A-list stars and singers have lives that couldn’t be more different from those of ordinary people. And yet, it’s hard to deny how much our feminist concerns are based on cues from celebrity culture and the entertainment industry. “I don’t really think about her all that much,” says Diane in Season 1 about Sarah Lynn (Kristen Schaal), a child actress who grew up to be another pop tartlet, in one of the show’s most memorable monologues. “I mean, obviously, I’m a fan of her early work, which both satirized and celebrated youth culture’s obsession with sex. But I do wonder as a third-wave feminist if it’s even possible for women to ‘reclaim’ their sexuality in this deeply entrenched patriarchal society. Or if claiming to do so is just a lie we tell ourselves so we can more comfortably cater to the male gaze.
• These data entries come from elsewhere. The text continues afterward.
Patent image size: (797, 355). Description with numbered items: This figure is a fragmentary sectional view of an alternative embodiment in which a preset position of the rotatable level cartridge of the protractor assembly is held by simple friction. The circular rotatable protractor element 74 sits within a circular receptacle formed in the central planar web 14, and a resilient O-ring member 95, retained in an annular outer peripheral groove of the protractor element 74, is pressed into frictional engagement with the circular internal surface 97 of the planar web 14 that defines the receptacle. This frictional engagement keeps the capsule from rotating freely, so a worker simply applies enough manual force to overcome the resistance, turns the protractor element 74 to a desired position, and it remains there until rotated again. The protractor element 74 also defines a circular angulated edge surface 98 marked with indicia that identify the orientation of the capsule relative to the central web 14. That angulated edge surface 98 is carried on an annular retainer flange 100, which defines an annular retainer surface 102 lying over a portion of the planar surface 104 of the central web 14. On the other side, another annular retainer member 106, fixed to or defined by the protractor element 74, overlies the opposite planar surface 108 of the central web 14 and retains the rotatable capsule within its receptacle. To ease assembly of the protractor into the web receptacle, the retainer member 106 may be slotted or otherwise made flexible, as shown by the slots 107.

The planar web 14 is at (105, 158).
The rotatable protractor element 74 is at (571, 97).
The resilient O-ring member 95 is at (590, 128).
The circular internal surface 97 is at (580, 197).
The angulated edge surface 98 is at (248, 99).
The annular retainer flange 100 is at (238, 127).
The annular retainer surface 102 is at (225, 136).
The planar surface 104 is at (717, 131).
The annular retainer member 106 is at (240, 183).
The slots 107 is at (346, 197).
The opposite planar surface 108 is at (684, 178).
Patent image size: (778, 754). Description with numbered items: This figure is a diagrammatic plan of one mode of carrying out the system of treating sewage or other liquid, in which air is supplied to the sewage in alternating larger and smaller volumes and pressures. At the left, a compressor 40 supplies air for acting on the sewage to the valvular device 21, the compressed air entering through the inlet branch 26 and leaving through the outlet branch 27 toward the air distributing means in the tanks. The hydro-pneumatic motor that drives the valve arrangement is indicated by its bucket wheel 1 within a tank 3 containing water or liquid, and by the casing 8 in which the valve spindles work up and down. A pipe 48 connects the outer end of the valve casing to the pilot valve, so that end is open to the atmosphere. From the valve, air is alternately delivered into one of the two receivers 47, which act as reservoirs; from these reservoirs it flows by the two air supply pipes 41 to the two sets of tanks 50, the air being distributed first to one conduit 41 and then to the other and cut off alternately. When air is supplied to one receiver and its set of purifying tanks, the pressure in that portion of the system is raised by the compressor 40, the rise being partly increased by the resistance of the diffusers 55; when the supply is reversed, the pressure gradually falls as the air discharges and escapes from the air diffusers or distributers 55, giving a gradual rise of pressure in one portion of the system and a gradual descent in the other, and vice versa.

On the other hand, I worry conversations like this one often dismiss her as a mere puppet of the industry, incapable of engaging in this discussion herself, an infantilization which is itself a product of the deeply misogynistic society we live in. But like I said, I don’t think about her that much.”

But Diane and her onetime love interest, washed-up sitcom actor BoJack (Will Arnett), are people who make themselves miserable with their obsessions with purity and authenticity. Diane understandably takes offense at Sextina’s exploitation of a pregnancy she doesn’t even have, yet the episode doesn’t end with censure but empathy and faith in consumers’ intelligence. “I gotta go on talk shows,” Sextina declares when she first hatches her plan. “If I can make one woman feel a little less alone, then it’s all worth it, right?” In that early scene, it’s a cynical line that points a giant finger at the talking points so many celebrities use to exchange biographical details for another 15 minutes in the spotlight. But as it turns out, even lyrics as misguided as “I hope and pray to God my little fetus has a soul / Because I want it to feel pain when I eject it from my hole” can comfort the teens and 20-somethings that Diane sees in the clinic’s waiting room. One wavery-voiced young patient tells Diane, “Sextina’s music makes me feel strong, like I can do anything,” interpreting “Get Dat Fetus, Kill Dat Fetus” as a joke. “Getting an abortion is scary,” she adds, “and when you can joke about it, it makes it less scary, you know?” It’s an important reminder about how inconsequential authenticity in pop culture can be. Audiences take what they want from culture — and in this girl’s case, Sextina’s celebrity feminism, however much of a horror show it is in Diane’s fault-finding eyes, is exactly what she needs at the time that she needs it.

Celebrities are people, but they’re also mass-appeal brands, and the first part of that formulation — the access into living rooms that fame can facilitate — shouldn’t be discounted. After her procedure, Diane and her feline boss Princess Carolyn (Amy Sedaris) watch Sextina’s sham “scoopity doopity” on TV. “I actually learned a lot about abortion, and I just had an abortion,” concludes Diane. The “patient” reports that she feels “a little queasy, but on the whole, wonderful” in a matter-of-fact reaction that feels revolutionary for the progress of abortion on TV, even though we’re talking about a cartoon dolphin getting a counterfeit abortion for attention. Such is the connection we can make with strangers through screens and stories, whatever their motivations.